Direktur BAKUMSU Juniaty Aritonang, sebuah NGO yang memberikan dukungan hukum kepada masyarakat, mengatakan, ada sejumlah kasus di Indonesia di mana putusan pengadilan belum dilaksanakan.
Dalam hal ini, kita melihat Kementerian Lingkungan Hidup melaksanakan putusan MA. Itu pertanda baik untuk supremasi hukum di Indonesia”.
“Meskipun saya senang melihat pencabutan tersebut, saya masih merasa khawatir. Perusahaan itu sendiri dan pemilik mayoritas, NFC China – sebelumnya mengatakan mereka ingin melanjutkan tambang. Mereka mungkin mencoba lagi untuk mendapatkan persetujuan pemerintah – tetapi orang- orang di sekitar areal dari lokasi tambang menentang penambangan apa pun,” ujar Darwin Situmorang dari Desa Bongkaras.
“Saya tidak mempercayai Perusahaan ini.
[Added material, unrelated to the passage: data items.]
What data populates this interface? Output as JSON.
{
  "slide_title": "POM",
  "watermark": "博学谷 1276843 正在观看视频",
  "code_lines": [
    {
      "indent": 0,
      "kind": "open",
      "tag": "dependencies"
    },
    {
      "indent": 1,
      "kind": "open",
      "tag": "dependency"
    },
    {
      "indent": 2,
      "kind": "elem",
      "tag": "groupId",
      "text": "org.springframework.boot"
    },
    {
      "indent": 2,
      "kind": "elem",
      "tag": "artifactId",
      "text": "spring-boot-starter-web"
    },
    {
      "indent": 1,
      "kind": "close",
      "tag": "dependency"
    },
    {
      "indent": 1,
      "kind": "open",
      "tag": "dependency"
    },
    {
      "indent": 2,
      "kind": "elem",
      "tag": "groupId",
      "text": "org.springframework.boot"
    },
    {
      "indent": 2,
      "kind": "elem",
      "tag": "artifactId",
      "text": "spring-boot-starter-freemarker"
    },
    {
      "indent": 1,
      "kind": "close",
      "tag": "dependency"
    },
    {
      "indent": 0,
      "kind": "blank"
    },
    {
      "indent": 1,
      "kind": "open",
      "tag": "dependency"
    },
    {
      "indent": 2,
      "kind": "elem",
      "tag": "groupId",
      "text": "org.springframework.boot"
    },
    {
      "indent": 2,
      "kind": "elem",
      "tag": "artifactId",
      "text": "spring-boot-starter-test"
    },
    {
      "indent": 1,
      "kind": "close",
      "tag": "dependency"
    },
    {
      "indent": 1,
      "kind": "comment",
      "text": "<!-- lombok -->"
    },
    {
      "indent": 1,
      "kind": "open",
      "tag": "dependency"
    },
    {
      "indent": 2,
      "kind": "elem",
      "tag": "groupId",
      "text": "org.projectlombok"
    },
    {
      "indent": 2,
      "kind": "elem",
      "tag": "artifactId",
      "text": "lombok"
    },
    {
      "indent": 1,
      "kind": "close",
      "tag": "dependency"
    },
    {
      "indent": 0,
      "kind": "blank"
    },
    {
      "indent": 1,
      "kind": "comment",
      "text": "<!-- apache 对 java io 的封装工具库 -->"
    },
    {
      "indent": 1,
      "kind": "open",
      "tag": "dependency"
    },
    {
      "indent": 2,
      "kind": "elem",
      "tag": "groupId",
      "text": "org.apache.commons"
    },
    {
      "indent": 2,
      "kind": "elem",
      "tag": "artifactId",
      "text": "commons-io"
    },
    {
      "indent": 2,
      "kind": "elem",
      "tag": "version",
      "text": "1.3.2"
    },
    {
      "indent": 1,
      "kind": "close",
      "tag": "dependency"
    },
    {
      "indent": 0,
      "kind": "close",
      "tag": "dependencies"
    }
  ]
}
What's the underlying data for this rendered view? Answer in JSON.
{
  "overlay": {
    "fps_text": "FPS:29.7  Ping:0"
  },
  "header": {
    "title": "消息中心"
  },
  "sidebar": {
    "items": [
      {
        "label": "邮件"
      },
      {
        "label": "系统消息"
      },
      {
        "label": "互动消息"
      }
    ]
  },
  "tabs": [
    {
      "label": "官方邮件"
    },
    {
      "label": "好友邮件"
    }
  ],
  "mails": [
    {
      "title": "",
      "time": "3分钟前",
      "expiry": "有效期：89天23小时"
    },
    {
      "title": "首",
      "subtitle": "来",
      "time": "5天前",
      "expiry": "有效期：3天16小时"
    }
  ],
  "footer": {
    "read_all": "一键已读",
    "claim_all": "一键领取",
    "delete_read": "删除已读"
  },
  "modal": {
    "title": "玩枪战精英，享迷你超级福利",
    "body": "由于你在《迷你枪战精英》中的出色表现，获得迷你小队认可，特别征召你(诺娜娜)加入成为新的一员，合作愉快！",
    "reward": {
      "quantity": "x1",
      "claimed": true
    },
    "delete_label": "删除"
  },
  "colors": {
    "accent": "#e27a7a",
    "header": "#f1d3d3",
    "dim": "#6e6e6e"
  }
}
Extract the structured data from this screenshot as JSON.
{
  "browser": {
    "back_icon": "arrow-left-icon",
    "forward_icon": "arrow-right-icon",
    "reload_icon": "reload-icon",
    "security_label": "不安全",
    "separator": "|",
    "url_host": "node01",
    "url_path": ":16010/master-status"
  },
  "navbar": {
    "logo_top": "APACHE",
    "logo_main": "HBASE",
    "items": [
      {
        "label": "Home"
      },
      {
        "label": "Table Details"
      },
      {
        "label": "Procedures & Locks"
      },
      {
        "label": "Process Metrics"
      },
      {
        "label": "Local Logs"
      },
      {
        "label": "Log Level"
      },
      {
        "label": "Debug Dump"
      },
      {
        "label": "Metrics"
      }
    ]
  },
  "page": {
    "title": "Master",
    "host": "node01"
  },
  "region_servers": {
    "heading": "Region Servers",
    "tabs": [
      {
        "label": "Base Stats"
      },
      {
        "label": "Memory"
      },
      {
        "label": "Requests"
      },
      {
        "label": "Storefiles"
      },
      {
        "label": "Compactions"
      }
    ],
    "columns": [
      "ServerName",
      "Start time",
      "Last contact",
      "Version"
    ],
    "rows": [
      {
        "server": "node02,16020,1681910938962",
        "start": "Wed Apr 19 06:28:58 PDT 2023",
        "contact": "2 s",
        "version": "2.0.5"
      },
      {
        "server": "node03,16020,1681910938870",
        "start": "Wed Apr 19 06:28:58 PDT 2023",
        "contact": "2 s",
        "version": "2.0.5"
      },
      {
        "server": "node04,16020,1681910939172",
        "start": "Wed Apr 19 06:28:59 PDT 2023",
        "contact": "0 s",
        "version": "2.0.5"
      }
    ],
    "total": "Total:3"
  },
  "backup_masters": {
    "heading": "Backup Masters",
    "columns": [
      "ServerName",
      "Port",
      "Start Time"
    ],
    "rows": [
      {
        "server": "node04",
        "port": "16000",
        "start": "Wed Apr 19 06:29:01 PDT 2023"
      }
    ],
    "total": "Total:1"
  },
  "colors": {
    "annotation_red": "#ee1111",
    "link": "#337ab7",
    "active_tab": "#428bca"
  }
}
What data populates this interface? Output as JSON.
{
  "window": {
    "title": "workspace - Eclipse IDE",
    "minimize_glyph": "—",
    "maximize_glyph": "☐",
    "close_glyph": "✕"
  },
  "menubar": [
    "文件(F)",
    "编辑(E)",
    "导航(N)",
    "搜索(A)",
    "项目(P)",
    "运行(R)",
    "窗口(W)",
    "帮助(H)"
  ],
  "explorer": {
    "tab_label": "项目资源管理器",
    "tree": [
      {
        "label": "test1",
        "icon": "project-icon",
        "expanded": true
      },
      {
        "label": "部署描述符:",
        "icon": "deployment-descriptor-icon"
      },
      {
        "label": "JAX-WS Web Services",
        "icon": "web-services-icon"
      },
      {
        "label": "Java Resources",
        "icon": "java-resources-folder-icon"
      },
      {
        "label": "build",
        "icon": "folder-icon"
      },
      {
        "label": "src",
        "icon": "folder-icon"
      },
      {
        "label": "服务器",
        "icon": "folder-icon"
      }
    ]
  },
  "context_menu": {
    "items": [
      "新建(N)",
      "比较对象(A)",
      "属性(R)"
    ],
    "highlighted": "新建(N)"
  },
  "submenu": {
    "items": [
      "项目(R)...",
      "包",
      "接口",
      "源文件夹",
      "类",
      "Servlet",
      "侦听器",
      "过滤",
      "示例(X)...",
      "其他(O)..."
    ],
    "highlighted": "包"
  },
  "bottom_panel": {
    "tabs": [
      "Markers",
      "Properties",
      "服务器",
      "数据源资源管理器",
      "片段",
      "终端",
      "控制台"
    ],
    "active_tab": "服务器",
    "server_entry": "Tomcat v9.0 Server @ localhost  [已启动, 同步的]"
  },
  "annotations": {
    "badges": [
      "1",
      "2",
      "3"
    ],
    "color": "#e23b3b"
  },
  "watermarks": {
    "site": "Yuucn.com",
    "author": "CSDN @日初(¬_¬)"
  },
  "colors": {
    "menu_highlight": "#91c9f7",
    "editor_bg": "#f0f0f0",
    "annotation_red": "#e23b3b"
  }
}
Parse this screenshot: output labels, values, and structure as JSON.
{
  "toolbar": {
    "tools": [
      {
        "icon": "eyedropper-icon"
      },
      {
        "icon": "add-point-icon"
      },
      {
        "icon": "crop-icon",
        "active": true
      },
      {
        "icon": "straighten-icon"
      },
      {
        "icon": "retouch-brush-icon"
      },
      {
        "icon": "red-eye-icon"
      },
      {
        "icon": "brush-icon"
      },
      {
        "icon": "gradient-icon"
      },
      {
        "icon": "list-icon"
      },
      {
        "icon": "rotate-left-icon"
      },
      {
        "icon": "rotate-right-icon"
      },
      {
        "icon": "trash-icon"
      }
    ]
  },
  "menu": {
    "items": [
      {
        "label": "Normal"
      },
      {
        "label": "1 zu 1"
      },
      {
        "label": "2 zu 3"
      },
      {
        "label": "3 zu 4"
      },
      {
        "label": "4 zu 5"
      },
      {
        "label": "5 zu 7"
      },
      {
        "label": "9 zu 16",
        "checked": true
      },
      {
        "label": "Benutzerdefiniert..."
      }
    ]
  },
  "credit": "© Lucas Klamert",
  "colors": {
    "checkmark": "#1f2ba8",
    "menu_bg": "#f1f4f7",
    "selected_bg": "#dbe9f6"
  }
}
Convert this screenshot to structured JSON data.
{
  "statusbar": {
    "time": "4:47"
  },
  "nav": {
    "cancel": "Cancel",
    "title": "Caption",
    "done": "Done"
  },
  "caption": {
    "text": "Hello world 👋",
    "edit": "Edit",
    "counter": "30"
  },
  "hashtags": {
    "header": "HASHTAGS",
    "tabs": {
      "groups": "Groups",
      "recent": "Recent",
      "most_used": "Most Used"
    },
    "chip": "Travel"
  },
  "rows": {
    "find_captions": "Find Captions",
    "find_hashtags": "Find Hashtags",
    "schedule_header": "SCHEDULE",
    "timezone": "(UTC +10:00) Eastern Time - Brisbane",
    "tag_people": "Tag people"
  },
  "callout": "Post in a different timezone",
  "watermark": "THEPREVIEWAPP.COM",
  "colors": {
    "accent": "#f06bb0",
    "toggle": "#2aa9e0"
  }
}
Pemerintah Indonesia seharusnya tidak mempercayai perusahaan ini,” tegas Rainim Purba dari Desa Pandiangan.
Dia menambahkan, “Kami memberi tahu mereka bahwa bendungan tailing yang mereka rencanakan kemungkinan akan gagal. Mereka mengabaikan itu. Mereka bahkan tidak mempertimbangkan konsekuensi dari kegagalan bendungan tailing. Bagi saya, itu tidak bisa dimaafkan.”
Darwin Situmorang dari desa Bongkaras mengatakan, “Kami tidak ingin ada lagi revisi atau pembuatan ijin kelayakan baru lagi. Kami ingin Kementerian Lingkungan Hidupmengatakan DPM tidak boleh beroperasi lagi di Dairi. Kami menanam produk pertanianberkualitas tinggi dan berkontribusi pada ekonomi lokal dan nasional. Begitulah yang seharusnya terjadi. DPM harus pergi.”